Quelque chose ne tournait pas rond dans la famille de cette fille, elle le savait. Invitée quelques semaines plus tôt à goûter chez elle, elle y avait rencontré ses parents, des gens simples mais d'allure plutôt moderne. Son père, postier dans le coin, boitait fortement. Un reste de polio. Il était bel homme, grand, cheveux et barbe très noirs, yeux foncés, perçants, pénétrants. Ce jour là, il s’était gentiment proposé d’écrire et de dessiner dans le carnet de Marylou et elle avait trouvé ça génial car elle savait qu'il croquait rudement bien. Une semaine plus tard, comme son cahier de poésies ne lui était pas revenu, elle avait sonné à leur porte pour le récupérer. Puis elle était montée. Il était assis seul au salon, dans son fauteuil usé. Il lui avait fait signe d’approcher, lui avait tendu le carnet et elle s’était reculée pour lire et admirer son cadeau dans la lumière. Il était vraiment doué. Mais voilà soudain, qu'à nette distance de lui, elle avait senti l'atmosphère changer ! Relevant les yeux, elle avait vu sa main glisser sur l’étoffe de son pantalon, elle se déplaçait bizarrement entre ses cuisses pendant qu’il soutenait son regard. Malaise. Elle n’avait su quoi dire, ni quoi faire, et en même temps, paradoxalement presque curieuse, elle attendait la suite, que quelque chose arrive, n’importe quoi, mais que cela s'arrête.
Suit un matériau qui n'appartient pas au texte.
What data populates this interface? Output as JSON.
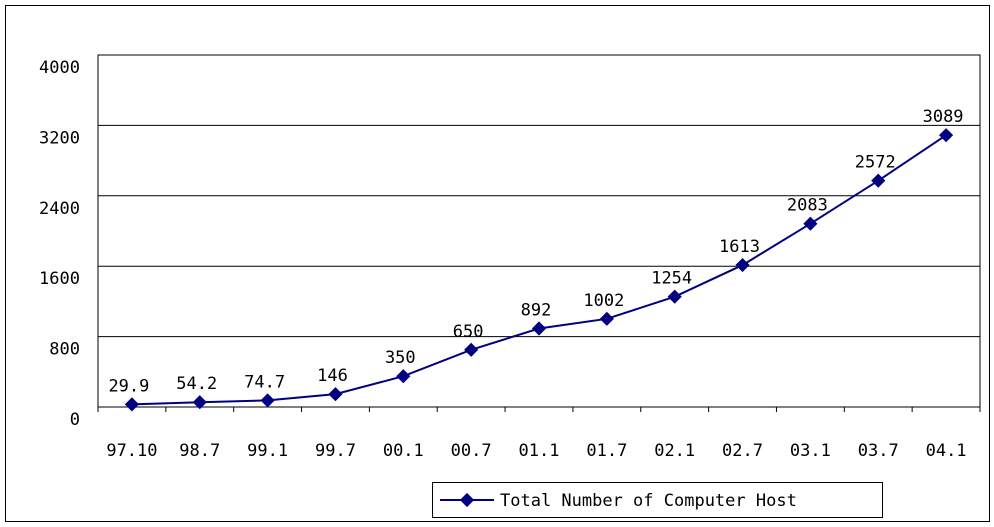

Son épouse, alertée par le silence ambiant, avait fini par surgir de la cuisine et l’avait sommé de "stopper immédiatement !". Marylou avait maladroitement pris congé, tenant entre ses mains un carnet de poésies qui lui resterait longtemps en travers de la gorge. Dès ce moment elle avait compris que sa petite camarade, dont la chambre jouxtait celle des parents, devait vivre des situations "hors norme", que cette histoire de petit frère dans son ventre s'expliquait logiquement. Plus jamais elle n'y remettrait les pieds !
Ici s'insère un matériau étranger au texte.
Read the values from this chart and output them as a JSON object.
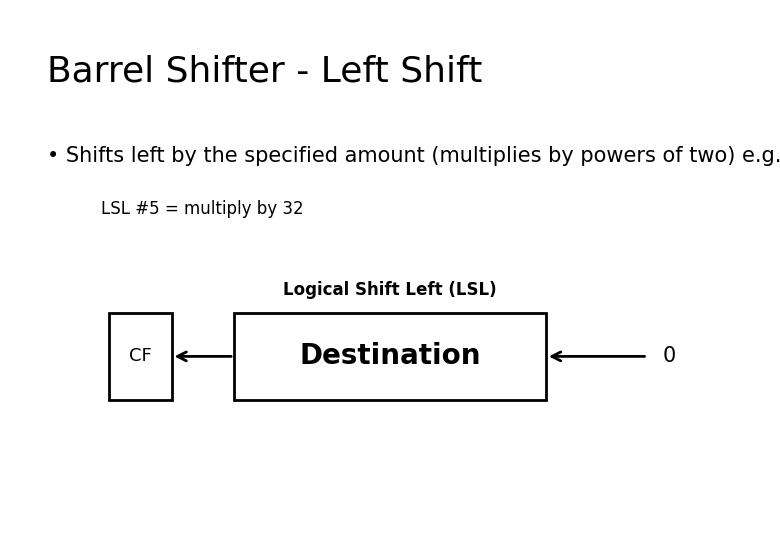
{
  "title": "Barrel Shifter - Left Shift",
  "bullet_text": "• Shifts left by the specified amount (multiplies by powers of two) e.g.",
  "sub_text": "LSL #5 = multiply by 32",
  "diagram_label": "Logical Shift Left (LSL)",
  "cf_label": "CF",
  "dest_label": "Destination",
  "zero_label": "0",
  "bg_color": "#ffffff",
  "text_color": "#000000",
  "title_fontsize": 26,
  "bullet_fontsize": 15,
  "sub_fontsize": 12,
  "diag_label_fontsize": 12,
  "cf_fontsize": 13,
  "dest_fontsize": 20,
  "zero_fontsize": 15
}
Marylou s’élança dans la salle de bains et s’y enferma. Elle s’observa longuement dans le miroir, cherchant vainement des traces de sa mésaventure. Rien, à part des longs cheveux noirs tout ébouriffés, des yeux bruns-verts trop brillants, une peau un peu trop pâle. Mais aucune boursouflure visible ! Rien qu’une outre-cuisante blessure à l’égo, de la rage et de la haine envers cet individu qui l’avait giflée.
Comme le reflet lui indiquait que tout semblait presque normal, elle s’aspergea le visage à l’eau froide et sortit enfin de la pièce. Le repas n'était pas prêt. "Sex Machine" de James Brown, tournait à présent en 45 tours sur le pick-up et son père sirotait un petit verre de Scotch. Chaque soir, c'était le même rituel: un double whisky avec un bon morceau de musique. La vie normale quoi ! L'image de la télé en noir et blanc était figée sur la mire, il était trop tôt encore pour le programme du soir.
Marylou sortit un instant sur le balcon, pour respirer un peu d’air frais. Le type du parc semblait loin. Ouf! La vie était belle, même si certains hommes étaient franchement bizarres. Elle avait eu de la veine, cette fois encore! Quelque chose lui disait que c'eût pu être pire.
A cet instant, sa mère lui cria: « Marylou, ton père a conclu un contrat important aujourd’hui, vas donc nous chercher une bouteille de rouge à la cave! ».